The British Retail Consortium (BRC) has responded to chancellor Jeremy Hunt’s Autumn Statement, praising the government for taking “an essential step towards longer term reform of the broken business rates system.”
As part of its new measures, announced last week, the multiplier has been frozen for 12 months – saving businesses an inflation-based hike of more than 10 per cent. Meanwhile, the current retail discount of 50 per cent will be increased to 75 per cent for businesses with rateable values below £110,000. Lastly, the downwards transitional relief has been removed next year, meaning any reduction in rateable values from the current review will be passed on to businesses immediately.
Helen Dickinson, chief executive at the British Retail consortium, comments: “Scrapping the downwards phasing of transitional relief means that April’s bills reflect market conditions and retailers will pay only what they owe, rather than being forced to overpay their rates bill when the value of their property has already fallen. This represents the first step towards a more fundamental reform of the broken business rates system.”
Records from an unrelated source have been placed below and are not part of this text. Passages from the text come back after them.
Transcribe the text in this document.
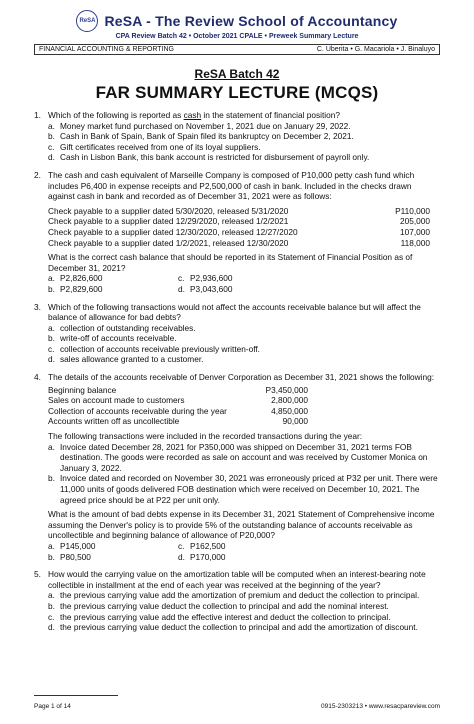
ReSA ReSA - The Review School of Accountancy
CPA Review Batch 42 • October 2021 CPALE • Preweek Summary Lecture
FINANCIAL ACCOUNTING & REPORTING	C. Uberita • G. Macariola • J. Binaluyo
ReSA Batch 42
FAR SUMMARY LECTURE (MCQS)
1. Which of the following is reported as cash in the statement of financial position?
a. Money market fund purchased on November 1, 2021 due on January 29, 2022.
b. Cash in Bank of Spain, Bank of Spain filed its bankruptcy on December 2, 2021.
c. Gift certificates received from one of its loyal suppliers.
d. Cash in Lisbon Bank, this bank account is restricted for disbursement of payroll only.
2. The cash and cash equivalent of Marseille Company is composed of P10,000 petty cash fund which includes P6,400 in expense receipts and P2,500,000 of cash in bank. Included in the checks drawn against cash in bank and recorded as of December 31, 2021 were as follows:
Check payable to a supplier dated 5/30/2020, released 5/31/2020	P110,000
Check payable to a supplier dated 12/29/2020, released 1/2/2021	205,000
Check payable to a supplier dated 12/30/2020, released 12/27/2020	107,000
Check payable to a supplier dated 1/2/2021, released 12/30/2020	118,000
What is the correct cash balance that should be reported in its Statement of Financial Position as of December 31, 2021?
a. P2,826,600	c. P2,936,600
b. P2,829,600	d. P3,043,600
3. Which of the following transactions would not affect the accounts receivable balance but will affect the balance of allowance for bad debts?
a. collection of outstanding receivables.
b. write-off of accounts receivable.
c. collection of accounts receivable previously written-off.
d. sales allowance granted to a customer.
4. The details of the accounts receivable of Denver Corporation as December 31, 2021 shows the following:
Beginning balance	P3,450,000
Sales on account made to customers	2,800,000
Collection of accounts receivable during the year	4,850,000
Accounts written off as uncollectible	90,000
The following transactions were included in the recorded transactions during the year:
a. Invoice dated December 28, 2021 for P350,000 was shipped on December 31, 2021 terms FOB destination. The goods were recorded as sale on account and was received by Customer Monica on January 3, 2022.
b. Invoice dated and recorded on November 30, 2021 was erroneously priced at P32 per unit. There were 11,000 units of goods delivered FOB destination which were received on December 10, 2021. The agreed price should be at P22 per unit only.
What is the amount of bad debts expense in its December 31, 2021 Statement of Comprehensive income assuming the Denver's policy is to provide 5% of the outstanding balance of accounts receivable as uncollectible and beginning balance of allowance of P20,000?
a. P145,000	c. P162,500
b. P80,500	d. P170,000
5. How would the carrying value on the amortization table will be computed when an interest-bearing note collectible in installment at the end of each year was received at the beginning of the year?
a. the previous carrying value add the amortization of premium and deduct the collection to principal.
b. the previous carrying value deduct the collection to principal and add the nominal interest.
c. the previous carrying value add the effective interest and deduct the collection to principal.
d. the previous carrying value deduct the collection to principal and add the amortization of discount.
Page 1 of 14	0915-2303213 • www.resacpareview.com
She also warns retailers are facing extreme financial pressure in the current climate and that BRC supports the government’s objective of bringing inflation down: “High inflation remains a major threat to the UK economy,” she adds. “Inflation is making people poorer, damaging consumer confidence and holding back demand. It pushes up the costs to businesses which further increases prices for consumers. As the retail industry enters the crucial Christmas period, it is vital that inflation is brought to heel.”